Partecipazione, approfondimenti storici e filosofici, confronto alla ripresa della Rassegna “Canosa di Puglia tra scrittori e storie”, con la presentazione del volume “Distruttori di macchine” di Pier Paolo Caserta che ha avuto luogo presso il Museo dei Vescovi di Canosa di Puglia nella serata odierna. Nel corso dell’incontro ha preso la parola la direttrice del Polo Biblio-Museale BAT, Rosa Anna Asselta ed il curatore del MU.VE. Sandro Sardella per i saluti e i dettagli sul programma della rassegna culturale, patrocinata dal Comune di Canosa di Puglia. Mentre, l’incontro è stato moderato dalla professoressa Marisa Carelli, che ha dialogato con lo scrittore Pier Paolo Caserta(50 anni), originario di Roma, insegnante liceale di Filosofia e Storia.

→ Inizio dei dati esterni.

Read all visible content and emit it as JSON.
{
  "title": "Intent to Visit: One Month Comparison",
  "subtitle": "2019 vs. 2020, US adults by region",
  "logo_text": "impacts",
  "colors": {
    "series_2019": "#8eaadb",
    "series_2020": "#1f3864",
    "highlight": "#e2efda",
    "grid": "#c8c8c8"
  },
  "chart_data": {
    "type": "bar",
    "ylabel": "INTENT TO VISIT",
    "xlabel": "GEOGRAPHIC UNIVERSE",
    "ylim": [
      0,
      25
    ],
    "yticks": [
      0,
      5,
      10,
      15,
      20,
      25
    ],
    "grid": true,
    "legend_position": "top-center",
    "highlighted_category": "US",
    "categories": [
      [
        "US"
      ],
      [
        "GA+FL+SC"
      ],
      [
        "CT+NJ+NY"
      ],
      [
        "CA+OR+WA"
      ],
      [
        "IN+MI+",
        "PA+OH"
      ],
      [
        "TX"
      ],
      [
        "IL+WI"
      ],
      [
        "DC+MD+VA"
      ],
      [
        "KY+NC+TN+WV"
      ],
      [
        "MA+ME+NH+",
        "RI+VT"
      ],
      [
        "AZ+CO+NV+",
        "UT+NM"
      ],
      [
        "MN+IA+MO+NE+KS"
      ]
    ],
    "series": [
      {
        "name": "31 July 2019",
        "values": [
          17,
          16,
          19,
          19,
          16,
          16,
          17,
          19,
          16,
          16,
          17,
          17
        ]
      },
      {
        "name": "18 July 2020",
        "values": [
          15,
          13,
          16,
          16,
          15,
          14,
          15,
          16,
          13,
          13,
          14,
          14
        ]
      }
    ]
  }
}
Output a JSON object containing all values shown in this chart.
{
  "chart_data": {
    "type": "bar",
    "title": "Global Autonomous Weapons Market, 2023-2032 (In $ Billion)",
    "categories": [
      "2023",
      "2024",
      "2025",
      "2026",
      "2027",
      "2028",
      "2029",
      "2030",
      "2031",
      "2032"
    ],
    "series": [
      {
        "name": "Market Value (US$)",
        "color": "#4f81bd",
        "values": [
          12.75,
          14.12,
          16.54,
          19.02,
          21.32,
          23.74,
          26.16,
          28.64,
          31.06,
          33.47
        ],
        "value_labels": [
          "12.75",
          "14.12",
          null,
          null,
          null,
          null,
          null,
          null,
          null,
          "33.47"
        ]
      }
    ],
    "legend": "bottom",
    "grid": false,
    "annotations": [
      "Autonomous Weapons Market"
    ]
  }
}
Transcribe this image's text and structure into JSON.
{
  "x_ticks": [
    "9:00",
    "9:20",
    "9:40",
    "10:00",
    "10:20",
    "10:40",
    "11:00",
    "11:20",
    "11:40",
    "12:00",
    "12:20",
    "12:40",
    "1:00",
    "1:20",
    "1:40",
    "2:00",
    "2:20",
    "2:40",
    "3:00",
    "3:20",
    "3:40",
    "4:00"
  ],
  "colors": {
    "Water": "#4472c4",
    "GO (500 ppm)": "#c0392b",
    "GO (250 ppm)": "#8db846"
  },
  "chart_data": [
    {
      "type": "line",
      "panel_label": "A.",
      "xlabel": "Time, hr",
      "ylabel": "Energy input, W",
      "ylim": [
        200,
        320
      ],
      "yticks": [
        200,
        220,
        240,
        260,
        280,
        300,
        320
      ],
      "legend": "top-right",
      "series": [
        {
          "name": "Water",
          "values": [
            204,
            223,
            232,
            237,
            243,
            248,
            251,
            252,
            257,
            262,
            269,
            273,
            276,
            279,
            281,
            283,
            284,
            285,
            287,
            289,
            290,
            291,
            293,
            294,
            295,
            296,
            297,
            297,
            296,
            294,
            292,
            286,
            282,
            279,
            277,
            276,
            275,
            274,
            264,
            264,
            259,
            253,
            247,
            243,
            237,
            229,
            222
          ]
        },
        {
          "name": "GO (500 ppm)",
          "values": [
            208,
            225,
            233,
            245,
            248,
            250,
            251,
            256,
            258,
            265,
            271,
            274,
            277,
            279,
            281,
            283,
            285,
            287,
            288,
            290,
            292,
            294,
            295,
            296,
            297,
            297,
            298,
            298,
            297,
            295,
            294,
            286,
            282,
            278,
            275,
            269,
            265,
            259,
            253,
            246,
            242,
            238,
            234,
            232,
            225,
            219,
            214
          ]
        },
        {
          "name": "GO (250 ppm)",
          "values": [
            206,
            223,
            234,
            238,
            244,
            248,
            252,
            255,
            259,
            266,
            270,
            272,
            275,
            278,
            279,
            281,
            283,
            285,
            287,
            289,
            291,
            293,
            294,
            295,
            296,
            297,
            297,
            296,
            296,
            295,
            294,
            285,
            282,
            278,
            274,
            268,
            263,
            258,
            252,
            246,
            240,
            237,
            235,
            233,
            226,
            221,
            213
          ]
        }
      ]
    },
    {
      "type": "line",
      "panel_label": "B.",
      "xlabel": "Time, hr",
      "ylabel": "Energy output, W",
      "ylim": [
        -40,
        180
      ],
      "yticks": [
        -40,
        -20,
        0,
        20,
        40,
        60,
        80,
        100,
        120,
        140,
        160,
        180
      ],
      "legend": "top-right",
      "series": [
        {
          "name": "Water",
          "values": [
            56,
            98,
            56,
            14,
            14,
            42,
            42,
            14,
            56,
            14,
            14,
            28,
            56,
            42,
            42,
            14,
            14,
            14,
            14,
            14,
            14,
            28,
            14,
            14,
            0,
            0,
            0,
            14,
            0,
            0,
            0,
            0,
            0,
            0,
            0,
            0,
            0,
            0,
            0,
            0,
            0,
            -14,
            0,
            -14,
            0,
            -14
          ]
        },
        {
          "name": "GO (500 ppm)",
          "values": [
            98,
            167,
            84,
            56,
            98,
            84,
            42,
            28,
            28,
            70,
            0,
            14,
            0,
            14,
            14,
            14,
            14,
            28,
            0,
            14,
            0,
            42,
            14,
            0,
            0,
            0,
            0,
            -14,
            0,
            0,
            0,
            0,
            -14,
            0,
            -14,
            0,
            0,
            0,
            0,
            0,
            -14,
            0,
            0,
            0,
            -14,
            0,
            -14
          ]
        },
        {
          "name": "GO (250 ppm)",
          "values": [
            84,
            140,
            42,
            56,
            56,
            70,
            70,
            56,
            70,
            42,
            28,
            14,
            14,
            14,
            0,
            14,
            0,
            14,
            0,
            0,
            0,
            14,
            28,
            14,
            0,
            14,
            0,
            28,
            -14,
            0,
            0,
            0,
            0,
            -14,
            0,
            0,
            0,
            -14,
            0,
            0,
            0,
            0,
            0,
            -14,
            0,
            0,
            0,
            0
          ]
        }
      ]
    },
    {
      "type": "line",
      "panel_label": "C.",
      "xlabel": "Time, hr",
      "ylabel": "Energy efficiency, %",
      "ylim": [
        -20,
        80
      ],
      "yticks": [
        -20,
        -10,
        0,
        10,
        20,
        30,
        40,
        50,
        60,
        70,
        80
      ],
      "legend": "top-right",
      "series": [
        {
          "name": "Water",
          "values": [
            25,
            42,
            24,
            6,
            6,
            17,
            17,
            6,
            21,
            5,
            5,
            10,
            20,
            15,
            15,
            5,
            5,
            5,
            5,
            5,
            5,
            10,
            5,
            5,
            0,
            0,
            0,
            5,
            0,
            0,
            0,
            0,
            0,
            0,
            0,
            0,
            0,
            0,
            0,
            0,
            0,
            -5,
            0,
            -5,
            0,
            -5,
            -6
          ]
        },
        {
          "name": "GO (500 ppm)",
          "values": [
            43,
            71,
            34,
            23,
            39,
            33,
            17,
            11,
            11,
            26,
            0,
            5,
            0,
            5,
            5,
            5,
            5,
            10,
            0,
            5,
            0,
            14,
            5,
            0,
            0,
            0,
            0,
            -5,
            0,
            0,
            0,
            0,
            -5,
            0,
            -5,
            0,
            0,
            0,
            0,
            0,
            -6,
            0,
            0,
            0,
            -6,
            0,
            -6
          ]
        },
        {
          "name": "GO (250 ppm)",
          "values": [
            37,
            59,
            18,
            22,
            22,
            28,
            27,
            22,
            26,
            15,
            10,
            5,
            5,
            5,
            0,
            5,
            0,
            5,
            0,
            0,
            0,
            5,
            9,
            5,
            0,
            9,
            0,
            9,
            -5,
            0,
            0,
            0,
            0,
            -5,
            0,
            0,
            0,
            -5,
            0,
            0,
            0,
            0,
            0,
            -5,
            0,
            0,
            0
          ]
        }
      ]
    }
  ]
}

L’apertura è stata dedicata alla storia del luddismo, il movimento operaio nato in Gran Bretagna negli anni 1810, con l’obiettivo di sabotare le macchine introdotte nelle industrie, ritenute causa di disoccupazione e di bassi salari. Particolari attenzioni alle ragioni della nascita, individuate anche nei problemi sociali e politici che accompagnarono la rivoluzione industriale inglese, nonché la crisi economica sperimentata dalla Gran Bretagna nel corso delle guerre napoleoniche. Un repentino peggioramento si abbatté di conseguenza sulle generali condizioni di vita degli inglesi e, tra gli altri negativi effetti, si rilevò l’incremento del tasso di disoccupazione degli artigiani specializzati, peraltro già marginalizzati nell’ambito del processo di adozione di nuove tecniche industriali, avviato nella seconda metà del 18° secolo.
Nel libro “Distruttori di macchine. Il luddismo nel senso comune e il problema della tecnica”:, per Mario Pascale Editore, il professore Caserta si concentra sul luddismo che “non fu una semplice reazione violenta ed irrazionale contro le macchine, ma una delle grandi rivoluzioni mancate della storia, dotata di una piattaforma programmatica lucida e consapevole. Nel senso comune la rappresentazione del luddismo viene respinta perché avversa al progresso. Questa ricezione è figlia di una generale affermazione di una mentalità tecno-entusiasta, che riconosce alla critica solo spazi periferici, confinati all’interno di un perimetro innocuo per il sistema. Una ricostruzione storica,non pregiudiziale, del luddismo e di quanto questo movimento di protesta ha realmente rappresentato, può essere utile per liberare il socialismo dai suoi retaggi positivistici in un’epoca di forte ritorno di forme acritiche di scientismo e della connessa idolatria della tecnica penetrate in profondità nel senso comune nel pieno della quarta rivoluzione industriale”.
Il firma copie e le foto di rito hanno concluso l’incontro storico-filosofico sulla protesta dei luddisti contro i proprietari delle fabbriche e i primi imprenditori che utilizzavano la tecnologia mentre peggioravano le loro condizioni di lavoro, diminuivano i loro salari con l’introduzione di un nuovo tipo di lavoro in fabbrica. Nel corso del confronto posta l’attenzione sulle classi subalterne, coloro che rimangono ai margini dei processi dominati dalla tecnica e dall’automazione. In un’epoca segnata dall’intelligenza artificiale, dall’approfondirsi della digitalizzazione e dalla trasformazione del lavoro, le classi subalterne sono, come è già accaduto in passato, esposte al rischio di esclusione. Rimane però aperta la possibilità di recuperare uno sguardo critico sul mito dell’innovazione a ogni costo. Il libro “Distruttori di macchine” invita tra l’altro a interrogarsi su una domanda cruciale: la tecnica è uno strumento al servizio dell’uomo o un orizzonte che finisce per determinarne il destino? Un tema quanto mai attuale, che tocca il lavoro, la politica, l’etica e la nostra stessa idea di comunità.